What happens when you give bubble gum chewing airheads some expensive film, three meters of cloth and a history textbook? Well you get Ashoka - oh no, pardon me all over the place, Asoka!
A film made by scheming warlocks on a moonless night, Asoka seems to have thrown
in some fancy-schmancy visual work, midriff baring bimbettes, a hero who seems
to be a cross between Rambo and the Planet Of The Apes, and a certain Anu Malik
who has a certain penchant for cacophony, all into the same cauldron, and let
them simmer gratefully on a low flame. And when the Kalinga war begins to put
up a stink, you know that the warlocks will drain SRK as Asoka from out of the
cauldron and then hang him on a Buddhist clothesline to drip-dry.

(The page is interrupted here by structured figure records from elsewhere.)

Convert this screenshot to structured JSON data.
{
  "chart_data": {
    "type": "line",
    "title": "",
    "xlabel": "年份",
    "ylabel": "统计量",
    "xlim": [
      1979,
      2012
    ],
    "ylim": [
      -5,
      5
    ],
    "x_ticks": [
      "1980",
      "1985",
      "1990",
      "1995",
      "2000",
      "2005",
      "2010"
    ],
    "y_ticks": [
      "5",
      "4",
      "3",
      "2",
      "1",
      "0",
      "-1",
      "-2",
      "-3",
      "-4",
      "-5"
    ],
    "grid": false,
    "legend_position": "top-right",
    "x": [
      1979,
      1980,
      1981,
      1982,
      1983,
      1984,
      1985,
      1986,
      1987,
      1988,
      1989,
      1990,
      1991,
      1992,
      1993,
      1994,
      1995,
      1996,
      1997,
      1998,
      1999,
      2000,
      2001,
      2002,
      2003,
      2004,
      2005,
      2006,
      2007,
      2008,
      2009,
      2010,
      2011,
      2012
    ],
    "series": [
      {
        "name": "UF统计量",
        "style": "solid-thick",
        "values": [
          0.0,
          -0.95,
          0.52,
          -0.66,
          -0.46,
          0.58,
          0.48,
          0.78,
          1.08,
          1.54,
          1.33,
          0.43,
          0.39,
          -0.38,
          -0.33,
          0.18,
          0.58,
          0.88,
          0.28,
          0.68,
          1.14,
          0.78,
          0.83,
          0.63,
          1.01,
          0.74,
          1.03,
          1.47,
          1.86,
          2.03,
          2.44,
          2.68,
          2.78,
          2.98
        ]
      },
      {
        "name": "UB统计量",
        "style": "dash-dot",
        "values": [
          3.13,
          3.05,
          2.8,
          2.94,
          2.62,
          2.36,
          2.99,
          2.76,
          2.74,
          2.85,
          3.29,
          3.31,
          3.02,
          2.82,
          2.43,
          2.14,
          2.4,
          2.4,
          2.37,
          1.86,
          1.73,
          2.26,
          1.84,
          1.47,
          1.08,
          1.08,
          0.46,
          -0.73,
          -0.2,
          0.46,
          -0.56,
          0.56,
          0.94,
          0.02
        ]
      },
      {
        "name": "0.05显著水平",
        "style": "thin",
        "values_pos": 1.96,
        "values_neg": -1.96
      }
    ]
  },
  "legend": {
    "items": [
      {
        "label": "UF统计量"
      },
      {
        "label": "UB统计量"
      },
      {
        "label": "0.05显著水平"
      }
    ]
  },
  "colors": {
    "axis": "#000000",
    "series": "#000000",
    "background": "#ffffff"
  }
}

This, my simple-minded friends, is Asoka all simplified and spelt out for you,
so that you don't waste a good weekend watching some testosterone driven male
going on a killing spree that would put Jack The Ripper to shame.
Asoka was supposed to be the King Khan's dream film. Yeah. And going by the flick, you just begin to worry about his taste if nothing else. Santosh Sivan's flick makes a feeble apology right at the beginning that it doesn't attempt to trace the exact history of Asoka. I'm mighty glad they cleared the air on that one... going by the flick alone I would be led to believe that Hemant Trivedi still had a boutique in 267BC.
The film traces the story of King Asoka (SRK) as he makes his journey through life. Young Asoka (played by Neanderthal man SRK) is moving at mach 5 towards the throne of his kingdom. But there is a bug on the windshield in the form of his evil stepbrother Susiman (Ajit Kumar). Fearing for her son's life, Asoka's mother Dharma tells him to take a hike in to the woods and stay put till danger disappears. So Asoka buzzes off.
SRK's voyeuristic instincts get ample mileage when he sees young white whale Kareena
prancing around as usual in her boob tube. He does a couple of flips, and soon
Cupid strikes a cacophonous chord. Take a bow, Anu Malik. With this begins a love
story of the blue bloods - Kareena is Karubaki, the princess of Magadh, on the
run with her little brother Aryan - hello?? - and a Senapati Bheem (Rahul Dev).
But neither SRK nor KK knows of each other's lineage.
SRK soon leaves as his mom falls ill and life takes a different turn altogether. And this is also when I think the grass kicked in, as you are subject to stuff you don't want to bother to believe.
Asoka is a tale, like I said, made by bubblegum chewing teenagers, for a strictly
angrez audience whose IQs are below the per capita income of Ethiopia.
It tries to tell a tale differently and succeeds in a meek manner, but the film
doesn't try to give it a smidgen of credibility in the form of language, costumes,
music and the like.
SRK dominates totally with some intense teeth baring, gnashing and grating, and
that's about it. And why is Kareena spelt in the credits as Karreina? Gosh, it's
easier to spell Encyclopaedia Galactica backwards. She does her bit anyways, flashing
around the screen. SRK and KK have as much chemistry as pizza and sambar.
If you want to watch the film, you might just want to pay attention to the direction,
since Sivan has done a good job with some neat scenes. But apart from that there
isn't much to write home about. The whole film is weird, and make sure you've
your insurance policy in triplicate before entering the hall. Cheerio and good
luck interpreting your slice of history.